That the above maximum likelihood estimator is undefined for when $\overline{X}_n = 0$, means that it is not possible to say according to the maximum likelihood principle whether it is $\theta = 1$ or $\theta = -1$ that generated the data.
Computing the risk function $R(\theta, \tilde{\theta})$ of the maximum likelihood estimator $\tilde{\theta}$.
Using the notation that $x^n$ stands for the observed data $X_1 = x_1, \dots, X_n = x_n$, the risk function $R(\theta, \hat{\theta})$ of an arbitrary estimator $\hat{\theta}$ is the expectation of the loss $L(\theta, \hat{\theta})$ with respect to the distribution $p(x^n ; \theta)$ that generated the data:
$$R(\theta, \hat{\theta}) = \mathbb{E}_{p(x^n; \theta)}[L(\theta, \hat{\theta})] = \int L(\theta, \hat{\theta}(x^n)) \cdot p(x^n ; \theta) \space d x^n$$
Which is a function(al) of the parameter $\theta$ and the estimator $\hat{\theta}$.

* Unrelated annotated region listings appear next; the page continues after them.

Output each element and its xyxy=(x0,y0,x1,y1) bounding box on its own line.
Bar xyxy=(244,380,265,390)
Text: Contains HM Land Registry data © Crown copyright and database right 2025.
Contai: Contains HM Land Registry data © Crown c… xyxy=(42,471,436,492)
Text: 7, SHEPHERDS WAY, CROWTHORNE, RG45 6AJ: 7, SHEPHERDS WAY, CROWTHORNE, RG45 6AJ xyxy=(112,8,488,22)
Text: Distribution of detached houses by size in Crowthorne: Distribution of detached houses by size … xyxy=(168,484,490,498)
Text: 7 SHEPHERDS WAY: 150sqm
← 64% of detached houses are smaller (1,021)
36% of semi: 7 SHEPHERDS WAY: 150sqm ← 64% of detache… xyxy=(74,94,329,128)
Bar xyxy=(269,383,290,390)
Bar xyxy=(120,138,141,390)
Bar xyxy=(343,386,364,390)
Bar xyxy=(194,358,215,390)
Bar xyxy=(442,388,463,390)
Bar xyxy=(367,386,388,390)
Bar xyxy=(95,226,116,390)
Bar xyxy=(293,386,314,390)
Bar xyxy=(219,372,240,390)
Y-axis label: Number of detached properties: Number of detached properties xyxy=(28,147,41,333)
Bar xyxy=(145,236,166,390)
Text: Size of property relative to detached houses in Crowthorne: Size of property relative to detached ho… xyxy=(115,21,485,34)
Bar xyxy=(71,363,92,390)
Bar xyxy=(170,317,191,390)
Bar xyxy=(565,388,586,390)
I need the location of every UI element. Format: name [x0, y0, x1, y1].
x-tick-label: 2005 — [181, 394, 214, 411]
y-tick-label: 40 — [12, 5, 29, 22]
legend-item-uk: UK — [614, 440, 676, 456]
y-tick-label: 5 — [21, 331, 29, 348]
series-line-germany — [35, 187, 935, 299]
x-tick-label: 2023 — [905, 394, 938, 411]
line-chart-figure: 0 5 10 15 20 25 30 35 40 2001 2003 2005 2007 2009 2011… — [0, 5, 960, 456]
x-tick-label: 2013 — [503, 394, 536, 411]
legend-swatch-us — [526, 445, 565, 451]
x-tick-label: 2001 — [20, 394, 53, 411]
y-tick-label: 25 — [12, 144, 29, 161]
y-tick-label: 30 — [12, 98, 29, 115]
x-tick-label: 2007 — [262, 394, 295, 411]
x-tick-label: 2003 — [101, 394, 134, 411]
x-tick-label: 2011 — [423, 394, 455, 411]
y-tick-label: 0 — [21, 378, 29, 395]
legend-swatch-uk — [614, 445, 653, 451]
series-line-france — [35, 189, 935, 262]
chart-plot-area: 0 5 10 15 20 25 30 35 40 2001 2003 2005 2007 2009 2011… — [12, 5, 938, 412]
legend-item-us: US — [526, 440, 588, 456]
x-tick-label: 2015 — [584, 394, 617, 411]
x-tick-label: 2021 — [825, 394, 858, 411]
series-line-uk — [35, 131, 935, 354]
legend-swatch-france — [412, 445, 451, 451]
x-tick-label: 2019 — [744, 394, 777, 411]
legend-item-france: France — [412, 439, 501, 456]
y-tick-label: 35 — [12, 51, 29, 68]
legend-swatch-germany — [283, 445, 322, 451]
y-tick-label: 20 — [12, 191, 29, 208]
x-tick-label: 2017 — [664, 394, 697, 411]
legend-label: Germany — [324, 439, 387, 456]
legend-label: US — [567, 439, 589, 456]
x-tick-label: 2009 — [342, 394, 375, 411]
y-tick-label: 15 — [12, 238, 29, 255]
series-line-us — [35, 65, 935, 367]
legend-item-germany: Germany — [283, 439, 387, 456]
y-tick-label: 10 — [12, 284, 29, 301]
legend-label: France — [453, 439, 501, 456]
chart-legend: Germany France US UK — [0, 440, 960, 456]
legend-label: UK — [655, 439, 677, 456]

We now rewrite the piecewise zero-one loss function in terms of indicators:
$$
L(\theta, \hat{\theta}) =
\begin{cases}
1 \quad &\text{if} \quad \theta \neq \hat{\theta} \\
0 \quad &\text{if} \quad \theta = \hat{\theta} \\
\end{cases}
= 1 - \mathbb{I}(\hat{\theta} = \theta)
$$
Meaning that the risk function is:
$$R(\theta, \hat{\theta}) = \int [1 - \mathbb{I}(\hat{\theta}(x^n) = \theta)] \cdot p(x^n ; \theta) \space dx^n = 1 - \int \mathbb{I}(\hat{\theta}(x^n) = \theta)] \cdot p(x^n ; \theta) \space dx^n$$
If we suppress the dependence of the maximum likelihood estimator $\tilde{\theta}(X_1, \dots, X_n)$ on the data, and instead view it as some random variable $Y = \tilde{\theta}(X_1, \dots, X_n)$, then it is a discrete random variable similar to a Bernoulli random variable, except that $Y$ has realisations $1$ and $-1$. The probability mass function of $Y$ is now
$$
f_{Y}(y) =
\begin{cases}
1 - p \quad &\text{if} \quad y = 1 \\
p \quad &\text{if} \quad y = -1 \\
\end{cases}
$$
where the parameter $p = P(\overline{X}_n < 0)$ and $1 - p = P(\overline{X}_n > 0)$, which needs to be evaluated.
In order to compute the parameter $p$, for normally distributed $X_1, \dots, X_n \sim N(\mu, \sigma^2)$, we have that the sample mean $\overline{X}_n$ will also be normally distributed, $\overline{X}_n \sim N(\mu, \sigma^2 / n)$. Because $X_1, \dots, X_n \sim N(\theta, 1)$, we can apply standard calculations to get
$$p = P(\overline{X}_n < 0) = P \left(Z < \frac{-\theta}{\sqrt{1 / n}}\right) = P(Z < -\theta \sqrt{n}) = \Phi(-\theta \sqrt{n})$$
where $\Phi(\cdot)$ is the standard normal cumulative distribution function. The probability mass function of $Y$ is therefore
$$
f_Y(y) =
\begin{cases}
1 - \Phi(-\theta \sqrt{n}) \quad &\text{if} \quad y = 1 \\
\Phi(-\theta \sqrt{n}) \quad &\text{if} \quad y = -1 \\
\end{cases}
$$
Using the fact that for some random variable $X$ and set $A$, $\mathbb{E}[\mathbb{I}(X \in A)] = P(X \in A)$, the risk function evaluated using the maximum likelihood estimator $\tilde{\theta}$ in terms of the above probability mass function is:
$$R(\theta, \tilde{\theta}) = 1 - \mathbb{E}_{p(\tilde{\theta} ; \space p)}[\mathbb{I}(\tilde{\theta} = \theta)] = 1 - P(\tilde{\theta} = \theta) = 1 - f_{Y}(\theta)$$
Therefore the risk function for the maximum likelihood estimator is:
$$
R(\theta, \tilde{\theta}) =
\begin{cases}
\Phi(- \sqrt{n}) \quad &\text{if} \quad \theta = 1 \\
1 - \Phi(\sqrt{n}) \quad &\text{if} \quad \theta = -1 \\
\end{cases}
$$
Best Answer
Kullback-Leibler divergence (between the empirical and theoretical probability distributions) is the loss function minimized by the MLE, at least according to this derivation, which looks legitimate on first glance.